Japan's Ministry of International Trade and Industry (since renamed the Ministry of Economy, Trade and Industry) had just started its 10-year "MEMS and Micromachines" initiative. But Japan never became the MEMS powerhouse that the United States feared. Gabriel claims that was because Japan was on the wrong track.
"The Japanese saw MEMS as an extension of microminiaturization--their purpose was just to attain higher precision," he said. By contrast, "I saw MEMS as important because it was a means of building electromechanical structures that used semiconductor fabrication techniques and thus could leverage the global semiconductor industry with all its associated fabrication, materials and control knowledge."
Gabriel left Darpa for a joint Carnegie Mellon appointment in electrical engineering and robotics. It was there that he developed the intellectual property on which Akustica bases its MEMS devices .
Gabriel co-founded Akustica in December 2001 to develop the microphone design he had begun at the university into commercial products. Even though Gabriel did the development, the initial four patents on MEMS microphones belong to Carnegie Mellon. Akustica licenses them.
Besides microphones, Akustica sees its future in other MEMS chips for consumer products, such as inertial, navigation and RF devices. Because its MEMS chips are fabricated on standard CMOS lines available at most foundries, the company claims all of them will enjoy the economies of scale that result from scaling down device sizes as fabs migrate to more advanced nodes.

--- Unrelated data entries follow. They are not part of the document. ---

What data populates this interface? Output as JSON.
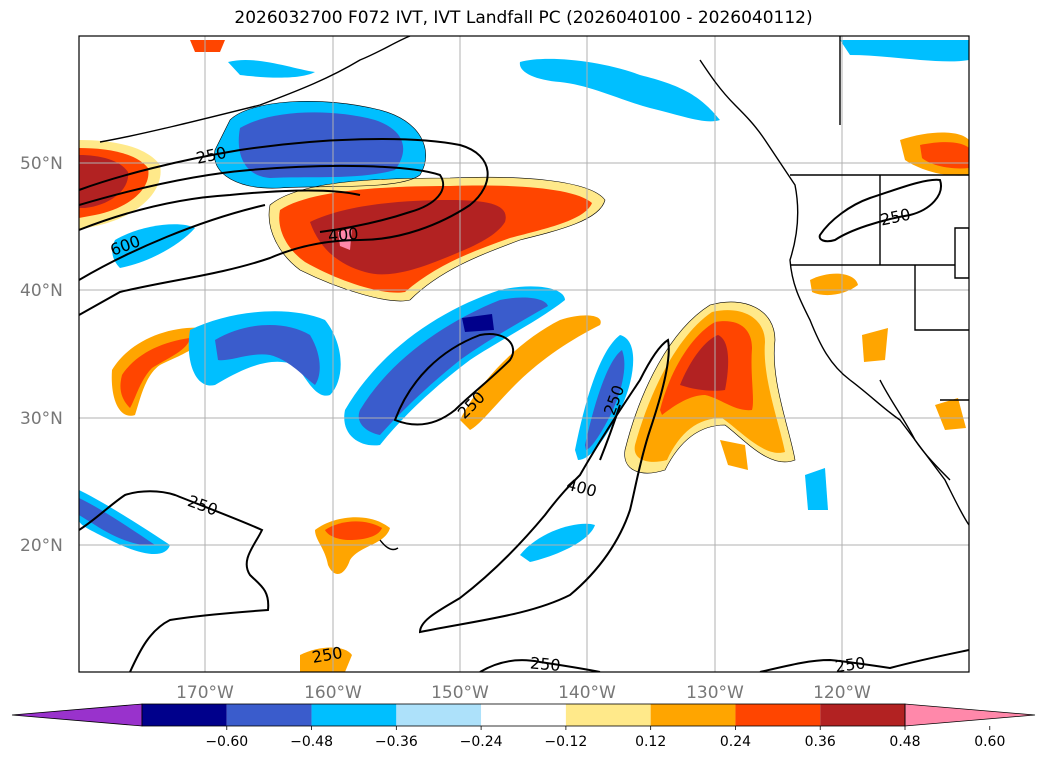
{
  "title": "2026032700 F072 IVT, IVT Landfall PC (2026040100 - 2026040112)",
  "lat_labels": [
    "50°N",
    "40°N",
    "30°N",
    "20°N"
  ],
  "lon_labels": [
    "170°W",
    "160°W",
    "150°W",
    "140°W",
    "130°W",
    "120°W"
  ],
  "colorbar": {
    "colors": [
      "#9932CC",
      "#00008B",
      "#3A5CCC",
      "#00BFFF",
      "#ADE1FA",
      "#FFFFFF",
      "#FFE98A",
      "#FFA500",
      "#FF4500",
      "#B22222",
      "#FF88AA"
    ],
    "ticks": [
      "−0.60",
      "−0.48",
      "−0.36",
      "−0.24",
      "−0.12",
      "0.12",
      "0.24",
      "0.36",
      "0.48",
      "0.60"
    ]
  },
  "contour_labels": [
    "250",
    "600",
    "400",
    "250",
    "250",
    "250",
    "400",
    "250",
    "250",
    "250",
    "250"
  ]
}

"The total market will be huge, and microphones are just the beginning," said Gabriel. "By leveraging the global semiconductor industry--from design tools to foundries and automated test--Akustica's CMOS MEMS technology platform is changing the way MEMS sensors will be developed and delivered to the market."
Consumer products will likely incorporate multiple MEMS devices, some of which will be used in different ways on one platform. For instance, on a cell phone an accelerometer can be used to scroll the display by tipping it, for dead-reckoning navigation when out of radio contact, for image stabilization of the built-in camera and for auto-shutdown sequences if the handset is dropped.
"Inertial MEMS sensors [mainly triaxis accelerometers] are being incorporated into mobile phones for use in image stabilization, gaming, natural user interfaces, position tracking [augmenting GPS] and system protection," said Gabriel. "MEMS devices will continue to find homes in all portable electronic devices. As these devices get smaller and at the same time require additional functionality, more opportunities will become available for MEMS product solutions."
Gabriel cites lower implementation costs, better performance and higher reliability as MEMS' advantage. For example, "in the PC microphone array market, Akustica can show the voice quality benefits for VoIP and other speech applications, with easier system design and manufacturing, lower implementation cost and higher reliability that can be gained by using our microphones," he said. "It's a very compelling demonstration that speaks for itself."
Moreover, he said, "Because Akustica also works closely with codec manufacturers as well as PC market leaders, we are able to bring a whole-product solution to our customers--this is an important part of what OEMs are looking for."